Dans une tribune publiée le 17 juillet 2026, l’auteur estime que les récentes injonctions du haut cadre de la plateforme présidentielle à mobiliser les 900 partis et associations membres de l’USN révèlent une dynamique de tension exceptionnelle dans le paysage politique congolais.
L’appel à « descendre dans la rue » le même jour que la coalition C64 a été présenté par André Mbata comme une mesure de défense de la souveraineté nationale. Selon ses propos, il s’agissait de contrer « ceux qui veulent faire un coup d’État contre la nation en déniant au peuple souverain le droit d’exercer sa souveraineté ». Cette formulation, empreinte d’un ton résolument martial, visait clairement à légitimer une mobilisation de masse comme rempart contre une menace perçue.
L’auteur considère toutefois que cet appel n’a pas produit l’effet escompté. En effet, quelques heures seulement après l’annonce, Augustin Kabuya, président intérimaire du parti présidentiel, a désamorcé la situation en demandant aux militants de rester chez eux. Dans son communiqué, il a déclaré : « Il n’y a aucune marche prévue à cette date et il ne faut pas emprunter les itinéraires qui seront utilisés par l’opp … ». Cette volte‑face a immédiatement neutralisé la dynamique de protestation qui s’annonçait.
Cette succession d’événements illustre, selon l’auteur, la difficulté pour les forces en place de concilier appel à la mobilisation et maîtrise du risque d’escalade. Le fait que le même haut cadre ait d’abord ordonné une action massive, puis que le président intérimaire ait rapidement renversé la directive, montre une certaine hésitation ou, au mieux, une stratégie de double jeu visant à tester la réaction de l’opposition tout en gardant une marge de manœuvre.
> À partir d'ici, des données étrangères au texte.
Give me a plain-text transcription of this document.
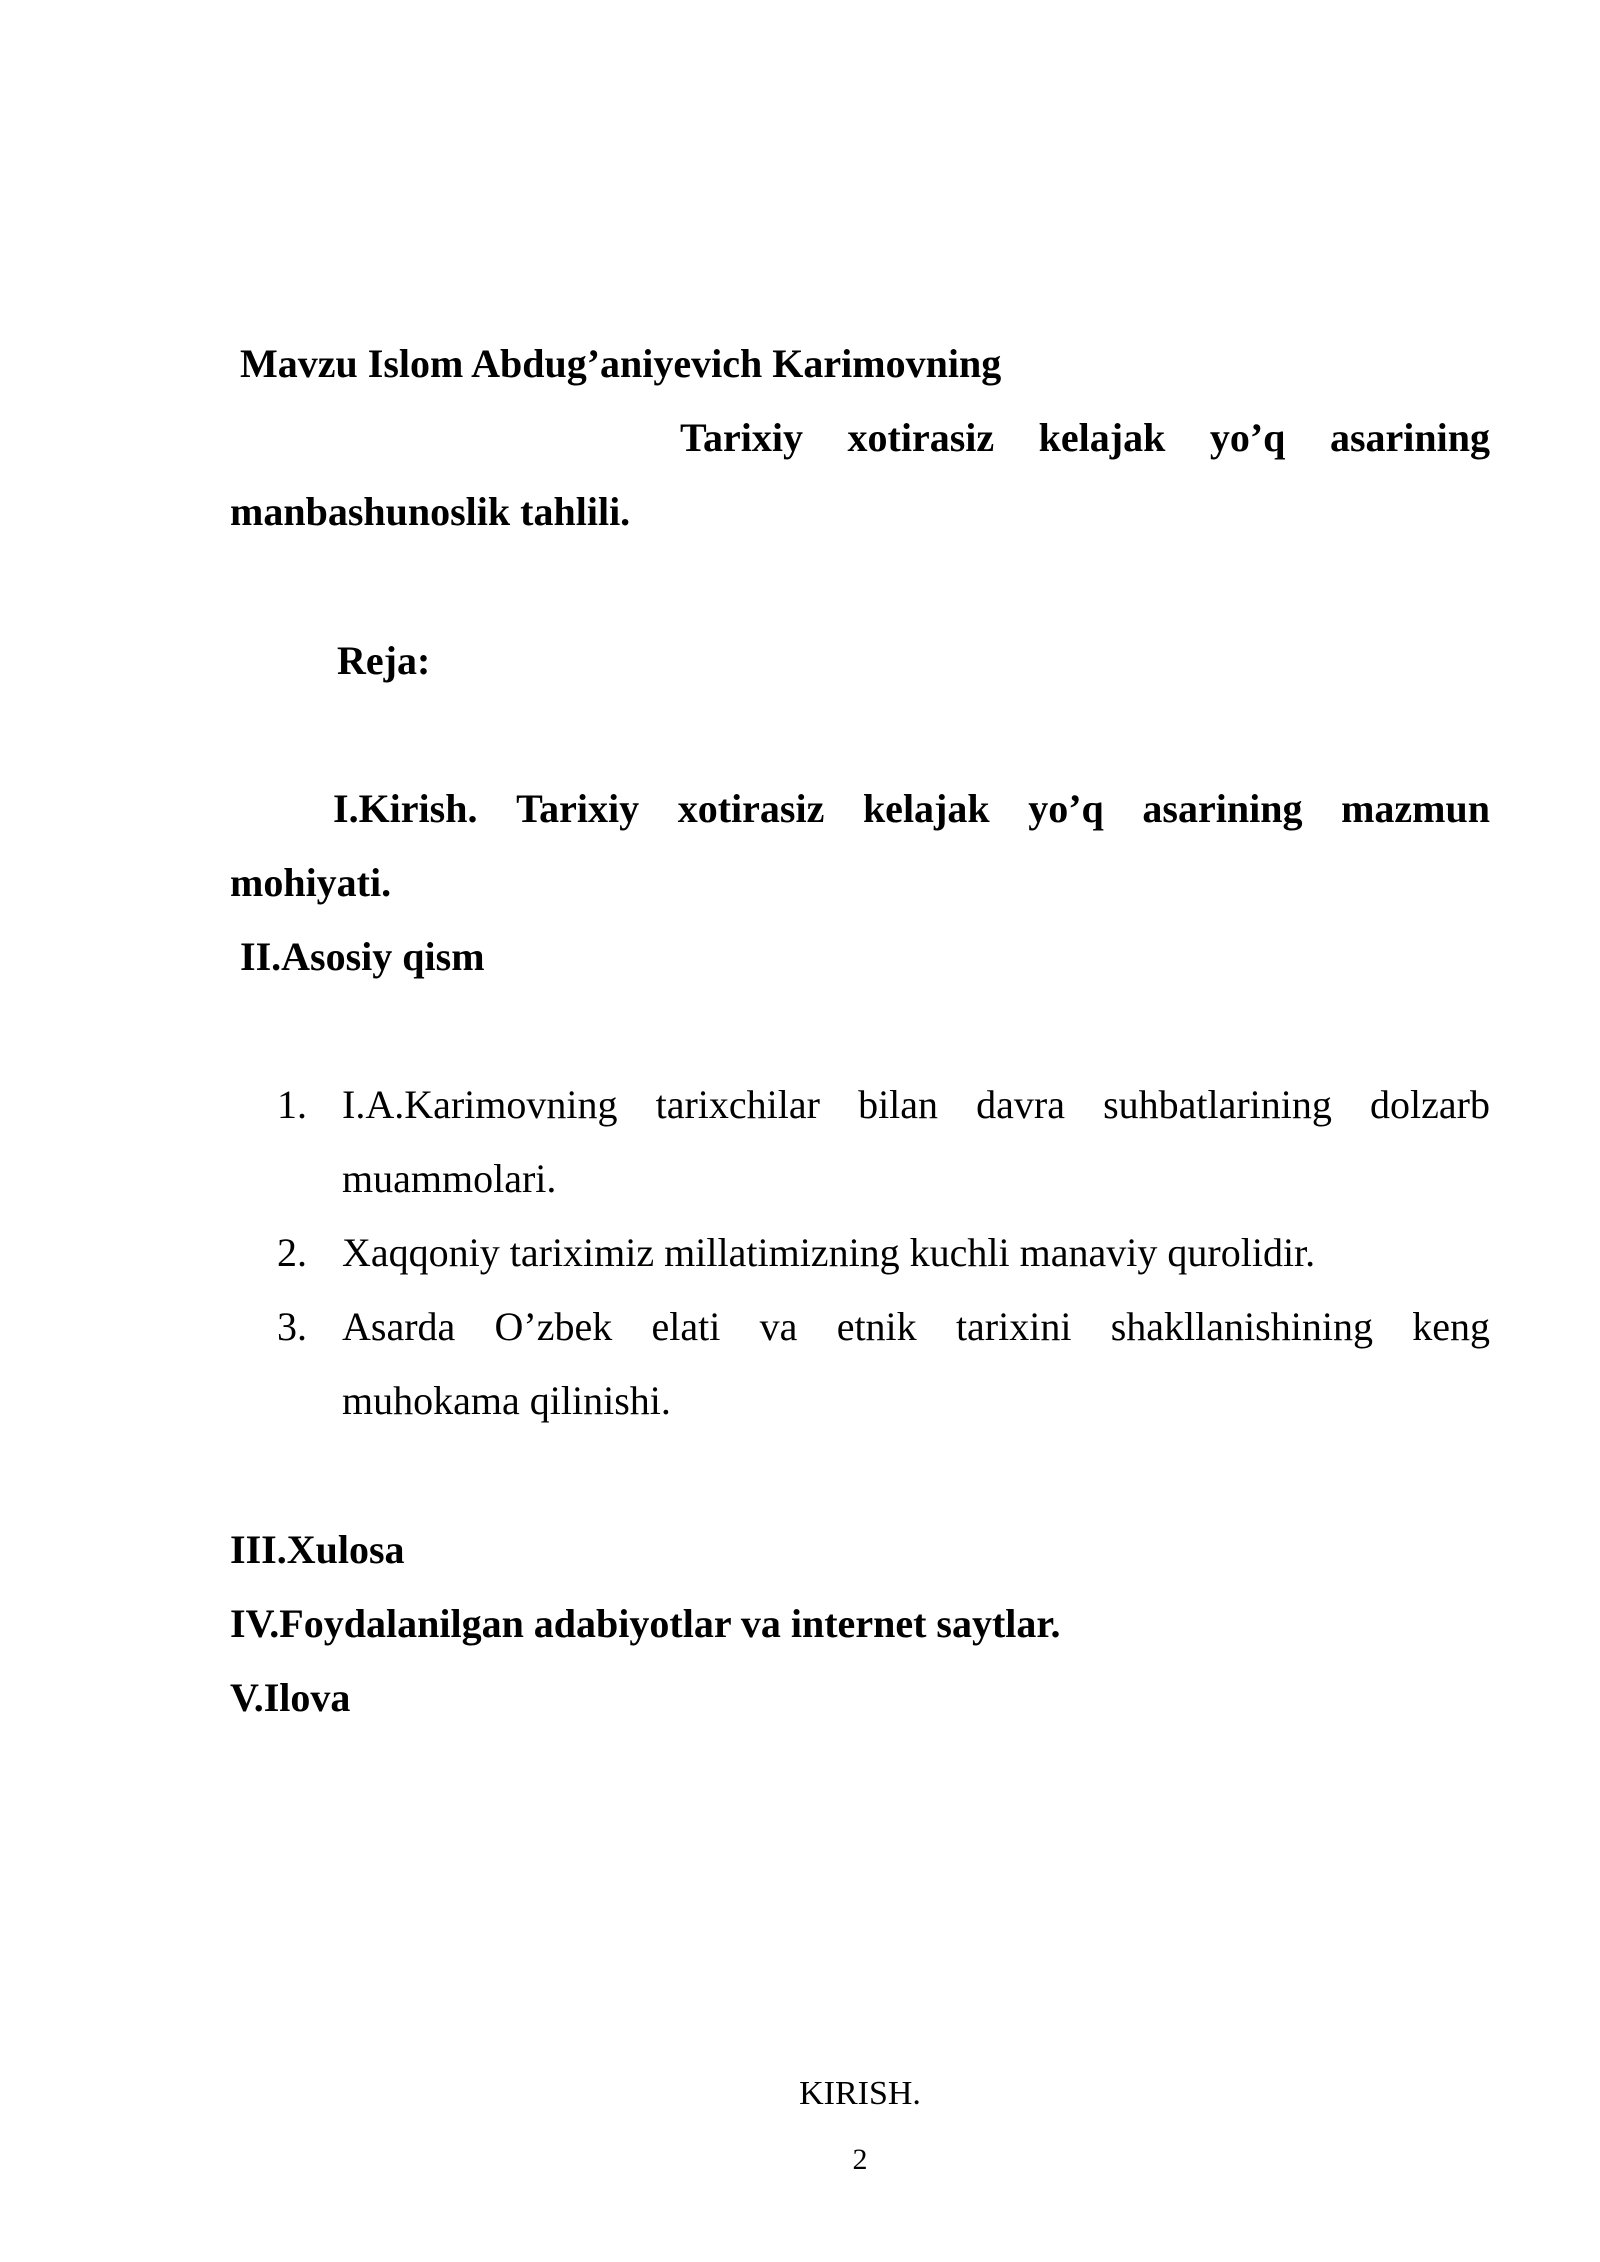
Mavzu Islom Abdug’aniyevich Karimovning
Tarixiy xotirasiz kelajak yo’q asarining
manbashunoslik tahlili.
Reja:
I.Kirish. Tarixiy xotirasiz kelajak yo’q asarining mazmun
mohiyati.
II.Asosiy qism
1. I.A.Karimovning tarixchilar bilan davra suhbatlarining dolzarb
muammolari.
2. Xaqqoniy tariximiz millatimizning kuchli manaviy qurolidir.
3. Asarda O’zbek elati va etnik tarixini shakllanishining keng
muhokama qilinishi.
III.Xulosa
IV.Foydalanilgan adabiyotlar va internet saytlar.
V.Ilova
KIRISH.
2
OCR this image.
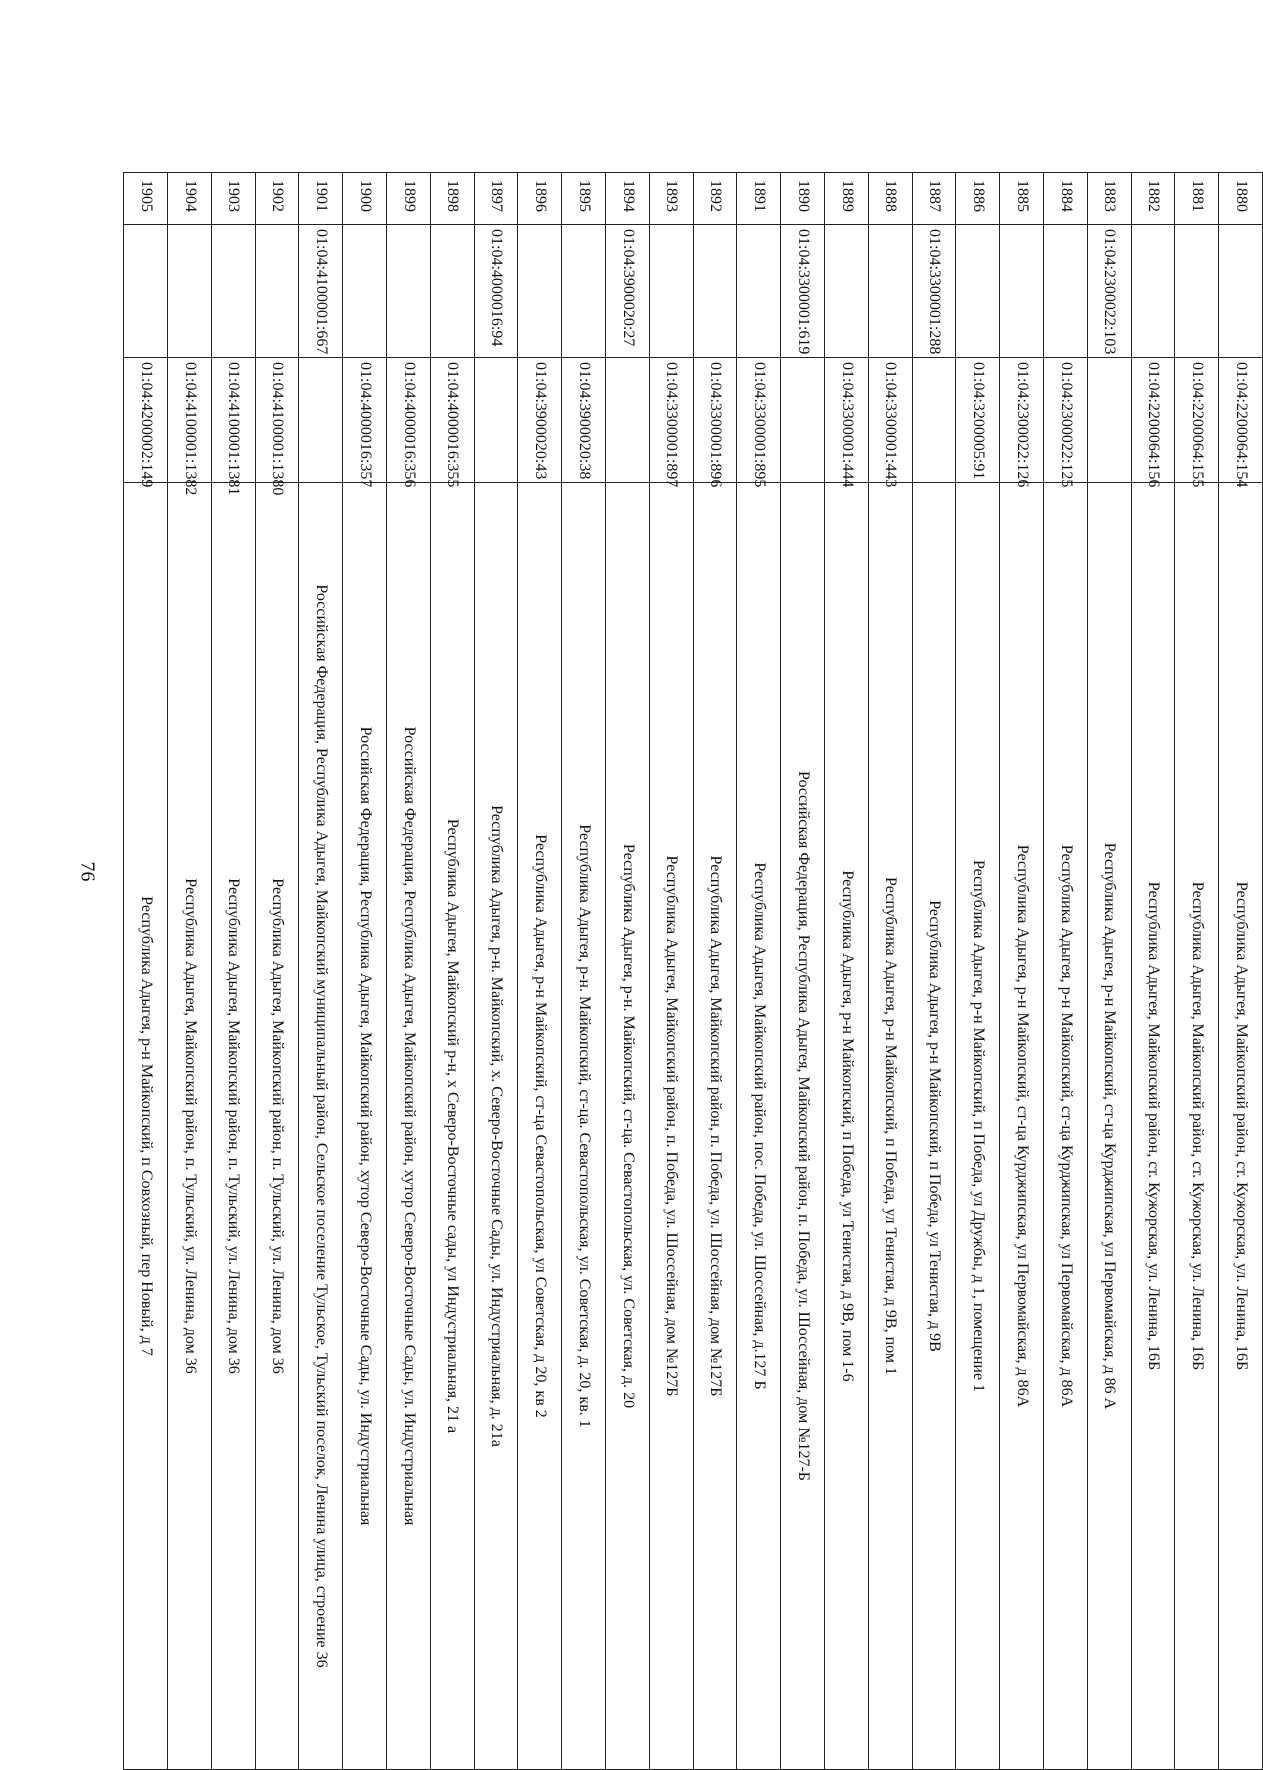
76
1880		01:04:2200064:154	Республика Адыгея, Майкопский район, ст. Кужорская, ул. Ленина, 16Б
1881		01:04:2200064:155	Республика Адыгея, Майкопский район, ст. Кужорская, ул. Ленина, 16Б
1882		01:04:2200064:156	Республика Адыгея, Майкопский район, ст. Кужорская, ул. Ленина, 16Б
1883	01:04:2300022:103		Республика Адыгея, р-н Майкопский, ст-ца Курджипская, ул Первомайская, д 86 А
1884		01:04:2300022:125	Республика Адыгея, р-н Майкопский, ст-ца Курджипская, ул Первомайская, д 86А
1885		01:04:2300022:126	Республика Адыгея, р-н Майкопский, ст-ца Курджипская, ул Первомайская, д 86А
1886		01:04:3200005:91	Республика Адыгея, р-н Майкопский, п Победа, ул Дружбы, д 1, помещение 1
1887	01:04:3300001:288		Республика Адыгея, р-н Майкопский, п Победа, ул Тенистая, д 9В
1888		01:04:3300001:443	Республика Адыгея, р-н Майкопский, п Победа, ул Тенистая, д 9В, пом 1
1889		01:04:3300001:444	Республика Адыгея, р-н Майкопский, п Победа, ул Тенистая, д 9В, пом 1-6
1890	01:04:3300001:619		Российская Федерация, Республика Адыгея, Майкопский район, п. Победа, ул. Шоссейная, дом №127-Б
1891		01:04:3300001:895	Республика Адыгея, Майкопский район, пос. Победа, ул. Шоссейная, д.127 Б
1892		01:04:3300001:896	Республика Адыгея, Майкопский район, п. Победа, ул. Шоссейная, дом №127Б
1893		01:04:3300001:897	Республика Адыгея, Майкопский район, п. Победа, ул. Шоссейная, дом №127Б
1894	01:04:3900020:27		Республика Адыгея, р-н. Майкопский, ст-ца. Севастопольская, ул. Советская, д. 20
1895		01:04:3900020:38	Республика Адыгея, р-н. Майкопский, ст-ца. Севастопольская, ул. Советская, д. 20, кв. 1
1896		01:04:3900020:43	Республика Адыгея, р-н Майкопский, ст-ца Севастопольская, ул Советская, д 20, кв 2
1897	01:04:4000016:94		Республика Адыгея, р-н. Майкопский, х. Северо-Восточные Сады, ул. Индустриальная, д. 21а
1898		01:04:4000016:355	Республика Адыгея, Майкопский р-н, х Северо-Восточные сады, ул Индустриальная, 21 а
1899		01:04:4000016:356	Российская Федерация, Республика Адыгея, Майкопский район, хутор Северо-Восточные Сады, ул. Индустриальная
1900		01:04:4000016:357	Российская Федерация, Республика Адыгея, Майкопский район, хутор Северо-Восточные Сады, ул. Индустриальная
1901	01:04:4100001:667		Российская Федерация, Республика Адыгея, Майкопский муниципальный район, Сельское поселение Тульское, Тульский поселок, Ленина улица, строение 36
1902		01:04:4100001:1380	Республика Адыгея, Майкопский район, п. Тульский, ул. Ленина, дом 36
1903		01:04:4100001:1381	Республика Адыгея, Майкопский район, п. Тульский, ул. Ленина, дом 36
1904		01:04:4100001:1382	Республика Адыгея, Майкопский район, п. Тульский, ул. Ленина, дом 36
1905		01:04:4200002:149	Республика Адыгея, р-н Майкопский, п Совхозный, пер Новый, д 7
L’auteur estime que le recours à un discours aussi belliqueux, évoquant un « coup d’État », peut être interprété comme une tentative de polariser l’opinion publique. En mobilisant le sentiment de menace, les dirigeants cherchent à renforcer la cohésion interne de leurs soutiens, mais risquent en contrepartie d’alimenter la méfiance et l’hostilité des forces opposées.
Par ailleurs, la réaction de Kabuya souligne l’importance accordée à la prévention d’un débordement. En insistant sur l’absence de marche prévue et en déconseillant l’usage des itinéraires réservés à l’opposition, il a clairement cherché à éviter toute confrontation directe. Cette position peut être vue comme un signal de retenue, visant à préserver la stabilité tout en laissant entendre que la porte reste ouverte à d’autres formes d’expression politique.
L’auteur considère que le fait de mobiliser 900 partis et associations constitue un chiffre impressionnant, révélateur de l’ampleur des réseaux politiques mobilisables. Cependant, la capacité réelle de ces organisations à se transformer en forces de rue dépend de facteurs logistiques, de la volonté des cadres locaux et de la perception du risque parmi les militants. Le retrait rapide de Kabuya indique que, malgré le potentiel de mobilisation, les dirigeants restent prudents face à un possible débordement.
En définitive, l’auteur conclut que cette alternance entre appel à la rue et appel à la retenue reflète une tension intrinsèque au système politique actuel. D’une part, la volonté de projeter une image de fermeté face à une opposition perçue comme subversive ; d’autre part, la nécessité de maîtriser les conséquences d’une mobilisation massive qui pourrait dégénérer.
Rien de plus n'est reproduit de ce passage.